While the budget was being debated on the Senate floor, Sen. Robert Marshall, D-Wilmington, did propose an amendment to exempt first-time home buyers from the additional taxes.

“When it comes to the first-time home buyers, we should recognize and lend a helping hand,” said Sen. Marshall. “I’m disappointed that no one at the table, when the issue came up, mentioned the fact that first-time home buyers should be exempt.”

Sen. Marshall agreed to table the amendment after Sen. Gregory F. Lavelle, R-Wilmington, objected.

“I don’t think this is a bad idea, it’s just bad timing,” said Sen. Lavelle, who suggested the change get addressed with the help of the Delaware Association of Realtors in January when the legislature resumes.

“If we have agreement, then I will agree to table it and we can get back to it in January with a new bill,” said Sen. Marshall.

Mr. Plummer anticipates aggressively seeking this compromise next year.

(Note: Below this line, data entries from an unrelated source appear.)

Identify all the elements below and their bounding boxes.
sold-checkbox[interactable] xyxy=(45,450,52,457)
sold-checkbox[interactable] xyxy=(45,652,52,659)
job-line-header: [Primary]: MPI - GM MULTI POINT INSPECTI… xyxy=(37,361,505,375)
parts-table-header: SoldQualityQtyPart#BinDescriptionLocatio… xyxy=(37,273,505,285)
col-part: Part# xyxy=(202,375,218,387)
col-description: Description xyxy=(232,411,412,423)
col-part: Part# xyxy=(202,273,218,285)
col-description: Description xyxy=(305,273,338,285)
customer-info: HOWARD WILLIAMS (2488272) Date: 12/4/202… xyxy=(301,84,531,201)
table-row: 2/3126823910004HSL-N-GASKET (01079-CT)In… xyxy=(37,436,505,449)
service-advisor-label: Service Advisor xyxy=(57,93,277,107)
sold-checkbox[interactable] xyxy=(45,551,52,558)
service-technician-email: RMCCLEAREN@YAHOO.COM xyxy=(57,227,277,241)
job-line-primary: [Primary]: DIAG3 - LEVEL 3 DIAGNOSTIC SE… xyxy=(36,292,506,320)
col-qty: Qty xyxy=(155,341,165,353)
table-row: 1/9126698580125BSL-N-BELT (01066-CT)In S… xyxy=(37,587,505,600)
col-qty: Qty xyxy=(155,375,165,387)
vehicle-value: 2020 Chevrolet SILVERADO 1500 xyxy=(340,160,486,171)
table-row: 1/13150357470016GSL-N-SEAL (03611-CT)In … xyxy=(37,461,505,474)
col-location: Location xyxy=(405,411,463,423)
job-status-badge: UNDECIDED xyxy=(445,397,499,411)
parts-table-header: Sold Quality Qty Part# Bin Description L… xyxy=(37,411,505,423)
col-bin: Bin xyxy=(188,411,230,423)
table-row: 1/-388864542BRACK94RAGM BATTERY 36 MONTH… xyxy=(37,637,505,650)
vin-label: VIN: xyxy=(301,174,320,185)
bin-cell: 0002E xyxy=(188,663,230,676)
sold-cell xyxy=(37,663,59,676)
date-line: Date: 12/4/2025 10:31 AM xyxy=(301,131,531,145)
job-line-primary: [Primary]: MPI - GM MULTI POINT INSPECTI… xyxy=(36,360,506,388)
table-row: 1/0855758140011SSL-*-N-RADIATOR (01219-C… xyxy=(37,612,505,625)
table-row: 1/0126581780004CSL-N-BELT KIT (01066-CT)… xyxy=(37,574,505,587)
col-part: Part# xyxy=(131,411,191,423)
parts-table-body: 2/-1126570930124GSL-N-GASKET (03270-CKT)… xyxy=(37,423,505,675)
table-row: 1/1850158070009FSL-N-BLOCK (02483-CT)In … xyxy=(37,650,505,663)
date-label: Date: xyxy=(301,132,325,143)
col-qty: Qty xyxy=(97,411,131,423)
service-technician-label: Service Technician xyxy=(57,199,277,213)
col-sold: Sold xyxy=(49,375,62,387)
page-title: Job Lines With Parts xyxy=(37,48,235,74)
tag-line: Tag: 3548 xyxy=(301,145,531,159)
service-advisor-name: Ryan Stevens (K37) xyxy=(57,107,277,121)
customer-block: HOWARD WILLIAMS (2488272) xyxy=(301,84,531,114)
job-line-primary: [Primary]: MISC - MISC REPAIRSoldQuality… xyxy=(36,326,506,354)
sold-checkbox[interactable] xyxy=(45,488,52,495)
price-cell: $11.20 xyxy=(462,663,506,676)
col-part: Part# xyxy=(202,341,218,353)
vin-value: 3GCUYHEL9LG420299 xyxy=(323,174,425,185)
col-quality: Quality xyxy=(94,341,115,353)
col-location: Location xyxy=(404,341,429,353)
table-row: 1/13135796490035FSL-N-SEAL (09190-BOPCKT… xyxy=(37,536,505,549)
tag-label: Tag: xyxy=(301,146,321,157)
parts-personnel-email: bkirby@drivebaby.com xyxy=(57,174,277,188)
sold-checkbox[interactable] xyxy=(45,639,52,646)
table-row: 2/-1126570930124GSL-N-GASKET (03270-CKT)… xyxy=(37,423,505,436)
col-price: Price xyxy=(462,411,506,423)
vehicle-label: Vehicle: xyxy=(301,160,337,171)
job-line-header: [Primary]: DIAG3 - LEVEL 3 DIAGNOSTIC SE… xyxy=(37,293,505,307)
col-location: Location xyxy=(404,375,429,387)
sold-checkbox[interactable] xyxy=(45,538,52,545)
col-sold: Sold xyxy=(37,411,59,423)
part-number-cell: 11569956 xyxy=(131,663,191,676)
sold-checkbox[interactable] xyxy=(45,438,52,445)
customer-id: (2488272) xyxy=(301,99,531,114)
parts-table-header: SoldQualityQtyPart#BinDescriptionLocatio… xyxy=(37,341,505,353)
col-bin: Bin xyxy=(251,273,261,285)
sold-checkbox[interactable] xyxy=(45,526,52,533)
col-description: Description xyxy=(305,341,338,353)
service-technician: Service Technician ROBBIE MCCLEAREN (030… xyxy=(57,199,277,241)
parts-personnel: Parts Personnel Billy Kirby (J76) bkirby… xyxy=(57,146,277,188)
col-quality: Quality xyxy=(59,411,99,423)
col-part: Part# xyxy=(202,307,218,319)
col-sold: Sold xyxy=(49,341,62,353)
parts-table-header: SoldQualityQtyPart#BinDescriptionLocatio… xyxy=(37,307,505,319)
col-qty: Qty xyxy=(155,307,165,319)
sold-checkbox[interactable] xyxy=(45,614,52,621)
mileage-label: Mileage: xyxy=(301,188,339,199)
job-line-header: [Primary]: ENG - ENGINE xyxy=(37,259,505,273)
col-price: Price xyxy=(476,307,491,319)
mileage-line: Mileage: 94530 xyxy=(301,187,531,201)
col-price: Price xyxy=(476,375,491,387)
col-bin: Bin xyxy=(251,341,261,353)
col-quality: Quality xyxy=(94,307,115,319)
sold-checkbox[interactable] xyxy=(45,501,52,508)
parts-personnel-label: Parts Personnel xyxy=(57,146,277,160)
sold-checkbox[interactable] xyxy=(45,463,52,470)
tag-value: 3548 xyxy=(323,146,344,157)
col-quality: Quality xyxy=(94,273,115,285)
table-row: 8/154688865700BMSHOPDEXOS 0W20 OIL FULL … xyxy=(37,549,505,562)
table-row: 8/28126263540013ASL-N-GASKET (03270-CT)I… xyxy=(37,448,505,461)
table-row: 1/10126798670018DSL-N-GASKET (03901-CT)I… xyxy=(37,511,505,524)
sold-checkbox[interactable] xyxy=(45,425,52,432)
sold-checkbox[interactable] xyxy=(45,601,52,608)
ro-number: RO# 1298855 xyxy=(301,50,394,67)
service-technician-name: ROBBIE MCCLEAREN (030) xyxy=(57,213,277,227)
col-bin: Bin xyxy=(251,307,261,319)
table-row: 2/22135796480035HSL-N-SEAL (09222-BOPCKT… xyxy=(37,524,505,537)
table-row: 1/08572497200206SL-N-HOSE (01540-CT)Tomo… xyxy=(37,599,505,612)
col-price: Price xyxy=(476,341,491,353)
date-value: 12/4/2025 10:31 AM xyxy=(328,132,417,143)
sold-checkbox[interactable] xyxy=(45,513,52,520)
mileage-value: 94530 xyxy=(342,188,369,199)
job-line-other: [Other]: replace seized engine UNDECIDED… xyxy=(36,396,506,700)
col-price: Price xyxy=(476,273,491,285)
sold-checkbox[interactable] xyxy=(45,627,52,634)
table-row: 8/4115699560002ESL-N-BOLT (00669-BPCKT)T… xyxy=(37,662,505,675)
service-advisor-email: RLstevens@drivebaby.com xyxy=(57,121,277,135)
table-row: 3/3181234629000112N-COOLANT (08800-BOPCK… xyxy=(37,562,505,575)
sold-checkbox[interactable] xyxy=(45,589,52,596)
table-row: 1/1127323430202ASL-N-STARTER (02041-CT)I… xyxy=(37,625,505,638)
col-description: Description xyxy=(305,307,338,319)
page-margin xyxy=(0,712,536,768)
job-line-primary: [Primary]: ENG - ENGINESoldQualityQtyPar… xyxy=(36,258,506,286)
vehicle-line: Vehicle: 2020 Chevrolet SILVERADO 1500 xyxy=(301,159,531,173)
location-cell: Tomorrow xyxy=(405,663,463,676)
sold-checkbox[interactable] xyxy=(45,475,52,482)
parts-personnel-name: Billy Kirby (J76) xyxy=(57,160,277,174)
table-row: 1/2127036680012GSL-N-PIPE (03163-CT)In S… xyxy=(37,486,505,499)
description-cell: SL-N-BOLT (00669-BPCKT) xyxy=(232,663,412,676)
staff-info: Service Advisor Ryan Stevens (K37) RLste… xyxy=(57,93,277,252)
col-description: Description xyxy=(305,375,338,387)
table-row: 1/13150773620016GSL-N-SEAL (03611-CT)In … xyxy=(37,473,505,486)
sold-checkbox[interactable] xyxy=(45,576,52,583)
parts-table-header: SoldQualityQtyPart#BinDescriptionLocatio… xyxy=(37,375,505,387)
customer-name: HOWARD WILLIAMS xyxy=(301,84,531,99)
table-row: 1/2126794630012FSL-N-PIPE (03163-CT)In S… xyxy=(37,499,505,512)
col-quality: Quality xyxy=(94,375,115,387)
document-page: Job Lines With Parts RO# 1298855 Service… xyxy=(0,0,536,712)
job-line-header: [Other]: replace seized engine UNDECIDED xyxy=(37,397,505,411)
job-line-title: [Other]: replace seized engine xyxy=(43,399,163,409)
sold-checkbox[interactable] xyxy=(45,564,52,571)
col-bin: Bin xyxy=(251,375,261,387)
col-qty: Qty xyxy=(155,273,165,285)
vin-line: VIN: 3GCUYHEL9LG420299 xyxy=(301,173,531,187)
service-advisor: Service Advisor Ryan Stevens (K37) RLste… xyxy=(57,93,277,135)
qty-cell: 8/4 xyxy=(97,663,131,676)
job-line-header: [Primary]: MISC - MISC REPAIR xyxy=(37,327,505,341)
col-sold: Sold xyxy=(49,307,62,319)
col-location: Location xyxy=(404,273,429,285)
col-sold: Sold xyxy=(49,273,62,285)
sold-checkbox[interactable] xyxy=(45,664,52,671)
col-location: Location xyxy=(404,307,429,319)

“We’ve already gotten a fair amount of support for getting some relief for first-time home buyers when general assembly reconvenes,” he said. “In an ideal world, we’d have the entire rate brought back down to even lower than 3 percent, but at least a little relief for this vulnerable group as soon as possible would be a slight compromise. With this increase we are among the highest rates of transfer tax in the country, if not the highest.”

According to Pennsylvania’s Department of Revenue their realty transfer tax is 1 percent of the purchase price, split between buyer and seller. Maryland has a reduced first-time home buyer’s rate of .25 percent, down from their regular rate of .5 percent in realty transfer tax.

Mixed feelings from county

One would be hard pressed to find anyone in business or government that thinks the increase in transfer tax was an excellent solution to the states budget gap, but some say it was better than the alternatives. Kent County Levy Court 1st District Commissioner P. Brooks Banta is one.

“Unfortunately, the transfer tax will likely have a substantial impact on the housing industry and real estate market,” he said. “But, things could have been much worse. What was being proposed early on for counties in budget negotiations was really serious and drastic — we’re talking millions of dollars that we’d have had no way to come up with. As commissioners, we certainly appreciate what the general assembly has done — we think they prevented hitting us too hard.”

Of course, Mr. Banta doesn’t feel that the county escaped the budget planned entirely unscathed.

On Sunday, the budget committee agreed to restore $37 million in funding for grants to nonprofit organizations, community groups and volunteer fire companies that was on the chopping block earlier in budget negotiations. However, the total grant appropriation, approved unanimously by both chambers, is still 20 percent less than in fiscal 2017.

“I think cutting grant and aid by 20 percent is going to be a minimal disaster, but it will be an issue that will have to be overcome as quickly as possible,” he said. “Paramedic funding, according to my calculations, is going to cost us an additional $379,546 with that 20 percent cut. That’s no small sum for a county. I don’t have a clue where that will come from because there are other pieces of the puzzle, that we as the county, are trying to resolve right now too.”

Staying optimistic, Mr. Banta said the county will lean back on fiscally conservative practices to ensure its service continue to operate well.

“We’ll remain strong and constant,” he said. “As for immediate changes, we have to make sure that we don’t pass any legislation that drains our coffers. We’re very conscientious about spending, and we’ll have to be the same about cutting as well to carefully compensate for this. We have one of the nation’s best paramedic programs. We’re very lucky and we’re going to continue to take care of our people despite the budgetary constraints.”